Un nuevo informe sobre la evolución de los haberes militares durante el primer semestre de 2026 advirtió que 12 de las 20 jerarquías analizadas de las Fuerzas Armadas argentinas perciben ingresos que no alcanzan para cubrir la Canasta Básica Total (CBT) utilizada como referencia para un hogar tipo, mientras que la brecha entre las actualizaciones salariales y la inflación habría alcanzado los 7,6 puntos porcentuales entre enero y junio.

El estudio analiza los haberes militares frente al Salario Mínimo Vital y Móvil (SMVM), la CBT y la Canasta Básica Alimentaria (CBA).
El estudio analiza la evolución de los haberes militares frente al Salario Mínimo Vital y Móvil (SMVM), la Canasta Básica Total y la Canasta Básica Alimentaria (CBA). De acuerdo con el relevamiento elaborado por Marcelo Seghini, los salarios de las Fuerzas Armadas acumularon una recomposición nominal del 15,3% durante los primeros seis meses del año, frente a un incremento de precios estimado en aproximadamente 22,8% para el mismo período. La comparación evidencia así una nueva pérdida frente a la inflación, con mayor impacto relativo entre los cuadros inferiores.
Uno de los datos más relevantes surge de la comparación de los haberes con la Canasta Básica Total. Doce de las veinte jerarquías consideradas no alcanzarían con sus ingresos a cubrir el valor de esa canasta, situación que comprende desde el grado de Capitán entre los oficiales y alcanza a buena parte de los suboficiales y soldados voluntarios. La comparación utiliza como referencia la CBT correspondiente a un hogar tipo, por lo que no implica que cada integrante de esas jerarquías pueda ser clasificado individualmente como pobre, pero permite dimensionar la capacidad del ingreso militar para afrontar los gastos de una familia de referencia.
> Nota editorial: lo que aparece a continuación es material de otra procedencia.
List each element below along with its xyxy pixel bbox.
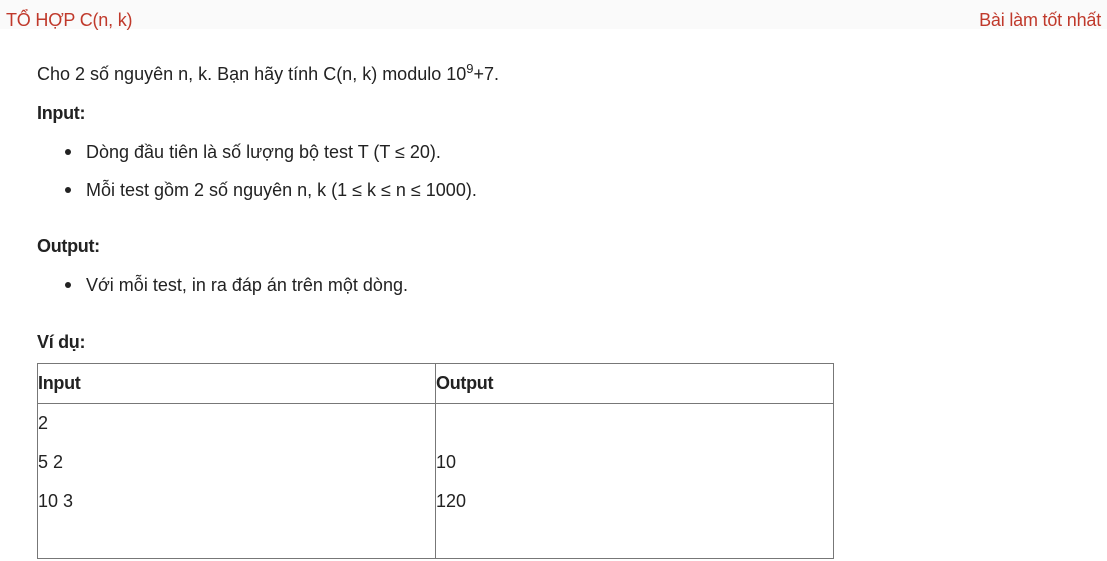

La situación más sensible se registra entre los soldados voluntarios. Según los datos del estudio, el haber neto de un Soldado Voluntario de Segunda representó en junio 0,94 veces el valor de la Canasta Básica Alimentaria considerada, quedando por debajo del costo alimentario utilizado como referencia para un hogar tipo. La CBA es el indicador utilizado para determinar la línea de indigencia, aunque la comparación entre el salario individual de un militar y una canasta familiar no permite clasificar por sí sola al efectivo como indigente.

El deterioro profundiza una tendencia que El Estratégico ya había identificado durante el primer trimestre de 2026, cuando los incrementos de los haberes acumulaban un 6,85% frente a una inflación del 9,4%, con una diferencia negativa de 2,55 puntos porcentuales. En marzo, el Soldado Voluntario de Segunda ya registraba una relación de 0,96 frente a la Canasta Básica Alimentaria.
La pérdida frente a la inflación tampoco comenzó en 2026. Según los cálculos incluidos en el relevamiento, al extender la comparación desde diciembre de 2023 hasta junio de este año, se observa una brecha acumulada cercana al 63% entre la evolución de los haberes militares y la inflación durante un período de treinta meses. La tendencia ya había sido registrada por El Estratégico durante el último trimestre de 2025, cuando los aumentos nominales tampoco consiguieron acompañar completamente la evolución del costo de vida.
La cuestión adquiere especial relevancia frente a las medidas adoptadas por el Gobierno para intentar recomponer los ingresos del sector. Durante el primer semestre, Economía y Defensa establecieron aumentos progresivos mediante distintas escalas salariales y, posteriormente, el Gobierno fijó nuevos haberes para junio, julio y agosto mediante la Resolución Conjunta 35/2026. A ello se sumó la incorporación de un nuevo suplemento salarial por títulos de grado, posgrado y tecnicaturas.
Estas últimas medidas, sin embargo, no modifican el balance correspondiente al período enero-junio analizado por el informe y trasladan la atención hacia la evolución de los haberes durante el segundo semestre, cuando podrá evaluarse si las nuevas actualizaciones permiten reducir la distancia acumulada frente a la inflación.
El deterioro salarial también se conecta con otro de los problemas que atraviesan actualmente las Fuerzas Armadas: la retención de personal capacitado. El Estratégico viene advirtiendo sobre la preocupación por las bajas de efectivos y el impacto de los salarios sobre la continuidad de las carreras militares. En ese contexto, la evolución de los haberes durante el segundo semestre aparece no solo como una discusión salarial, sino también como uno de los factores que pueden incidir sobre la capacidad de las Fuerzas Armadas para sostener y retener sus recursos humanos.